In more pedantic hands, Little Dancer Aged Fourteen could easily have been a tedious and frustrating read. Instead, despite the dense and ultimately inconclusive source material, the book is continuously fascinating. What starts off as a fairly straightforward art historical essay gradually morphs into social commentary, biography, psychological study of the roots and costs of creativity, even a personal memoir of Laurens’s own family and childhood. Though her book’s roots are thick in the ground, Laurens’s prose is clean and clear.

Laurens’s search takes her to some strange places: Degas’s love life (or lack of one), his working methods, the fate of immigrant children in the 19th and 21st centuries, the casual sexism of the Impressionists and Post-Impressionists — “women’s hands are lovely to paint,” Renoir wrote, “as long as they perform housework” — the rigors of climbing the ladder at the Opera Ballet, and the abrupt, and apparently unwanted, end of the author’s own ballet training.  Laurens even works in her great-grandmother’s perfume shop and salon, the slow rise of her family from working class to bourgeoisie, and her grandmother’s reputation for elegance and fine manners.

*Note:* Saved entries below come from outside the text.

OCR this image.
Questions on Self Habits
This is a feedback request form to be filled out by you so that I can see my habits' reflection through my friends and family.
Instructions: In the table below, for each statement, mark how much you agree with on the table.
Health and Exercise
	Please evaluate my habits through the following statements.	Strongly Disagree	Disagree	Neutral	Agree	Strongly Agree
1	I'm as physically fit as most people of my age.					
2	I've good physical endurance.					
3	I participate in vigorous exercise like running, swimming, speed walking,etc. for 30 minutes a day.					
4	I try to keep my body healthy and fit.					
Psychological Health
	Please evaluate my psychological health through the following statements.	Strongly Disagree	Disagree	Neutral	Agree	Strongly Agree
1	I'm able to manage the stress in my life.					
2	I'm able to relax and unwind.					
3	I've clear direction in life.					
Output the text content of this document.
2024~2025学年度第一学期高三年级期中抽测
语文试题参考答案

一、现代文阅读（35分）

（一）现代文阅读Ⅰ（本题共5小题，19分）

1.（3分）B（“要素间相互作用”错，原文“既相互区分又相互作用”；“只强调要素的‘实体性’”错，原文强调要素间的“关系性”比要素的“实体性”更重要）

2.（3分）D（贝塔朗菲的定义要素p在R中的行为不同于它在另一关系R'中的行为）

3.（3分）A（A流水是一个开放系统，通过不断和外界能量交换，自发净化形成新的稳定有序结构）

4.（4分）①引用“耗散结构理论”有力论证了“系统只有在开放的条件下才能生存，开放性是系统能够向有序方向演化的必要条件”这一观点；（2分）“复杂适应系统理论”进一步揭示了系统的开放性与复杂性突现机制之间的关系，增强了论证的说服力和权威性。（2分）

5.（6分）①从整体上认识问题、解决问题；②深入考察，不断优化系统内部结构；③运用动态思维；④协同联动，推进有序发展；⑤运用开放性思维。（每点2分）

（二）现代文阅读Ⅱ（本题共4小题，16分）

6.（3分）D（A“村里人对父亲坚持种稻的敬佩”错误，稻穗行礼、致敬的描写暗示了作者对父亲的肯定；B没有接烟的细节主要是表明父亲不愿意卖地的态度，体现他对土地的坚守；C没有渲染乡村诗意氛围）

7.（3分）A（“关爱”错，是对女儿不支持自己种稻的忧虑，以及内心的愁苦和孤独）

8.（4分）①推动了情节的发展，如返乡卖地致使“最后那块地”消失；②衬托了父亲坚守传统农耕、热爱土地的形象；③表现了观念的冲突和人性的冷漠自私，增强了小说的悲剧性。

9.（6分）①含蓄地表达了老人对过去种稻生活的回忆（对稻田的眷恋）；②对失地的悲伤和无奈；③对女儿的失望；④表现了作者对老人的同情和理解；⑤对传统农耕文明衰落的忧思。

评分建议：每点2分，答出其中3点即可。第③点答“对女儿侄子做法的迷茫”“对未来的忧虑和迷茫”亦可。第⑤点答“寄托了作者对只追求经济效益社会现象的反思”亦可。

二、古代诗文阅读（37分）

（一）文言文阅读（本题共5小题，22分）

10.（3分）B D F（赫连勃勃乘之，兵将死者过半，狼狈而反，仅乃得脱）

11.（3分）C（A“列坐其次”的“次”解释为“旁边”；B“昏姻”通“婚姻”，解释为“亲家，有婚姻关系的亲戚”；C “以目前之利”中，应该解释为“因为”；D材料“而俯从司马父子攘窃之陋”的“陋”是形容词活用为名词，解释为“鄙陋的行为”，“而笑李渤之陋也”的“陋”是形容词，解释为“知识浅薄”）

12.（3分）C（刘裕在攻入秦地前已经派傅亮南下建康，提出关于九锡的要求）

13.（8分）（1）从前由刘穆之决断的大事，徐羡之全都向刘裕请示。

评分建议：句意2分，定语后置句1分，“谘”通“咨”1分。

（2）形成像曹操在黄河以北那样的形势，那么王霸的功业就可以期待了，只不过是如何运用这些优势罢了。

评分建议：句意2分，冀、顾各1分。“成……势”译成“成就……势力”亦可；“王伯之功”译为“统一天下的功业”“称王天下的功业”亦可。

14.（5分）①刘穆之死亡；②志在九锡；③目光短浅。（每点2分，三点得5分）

She also traces the careers of Marie’s two sisters, who had also been little rats: the older one, Antoinette, from petty crime to relative comfort thanks to a patron followed by an early death, the other, Louise-Josephine, into her emergence as a star of the Opera Ballet and a later career as a ballet teacher. She would die as the respected mistress of the minor painter Fernand Quignon (1854–1941). But of Marie herself Laurens writes, “the little dancer just flew away.”

At times, the book spends more time on its digressions than its subject. Inevitably, Laurens fills gaps in the narrative with educated guesses while decrying the fantasies other writers have made of Marie’s life. Yet somehow she pulls all this miscellany and speculation into a single coherent and satisfying narrative of less than 150 pages. If only for her conciseness, she deserves our admiration. For Marie van Goethem, it is the kind of apotheosis she probably never dreamed was possible.


Peter Walsh has worked as a staff member or consultant to such museums as the Harvard Art Museums, the Museum of Fine Arts, Boston, the Davis Museum at Wellesley College, The Metropolitan Museum of Art, the National Gallery of Art, and the Boston Athenaeum. As an art historian and media scholar, he has lectured in Boston, New York, Chicago, Toronto, San Francisco, London, and Milan, among other cities and has presented papers at MIT eight times. He has published in American and European newspapers, journals, and in anthologies. In recent years, he began a career as an actor and has since worked on more than eighty projects, including theater, national television, and such award-winning films as Spotlight, The Second Life, and Brute Sanity. He is a graduate of Oberlin College and Harvard University.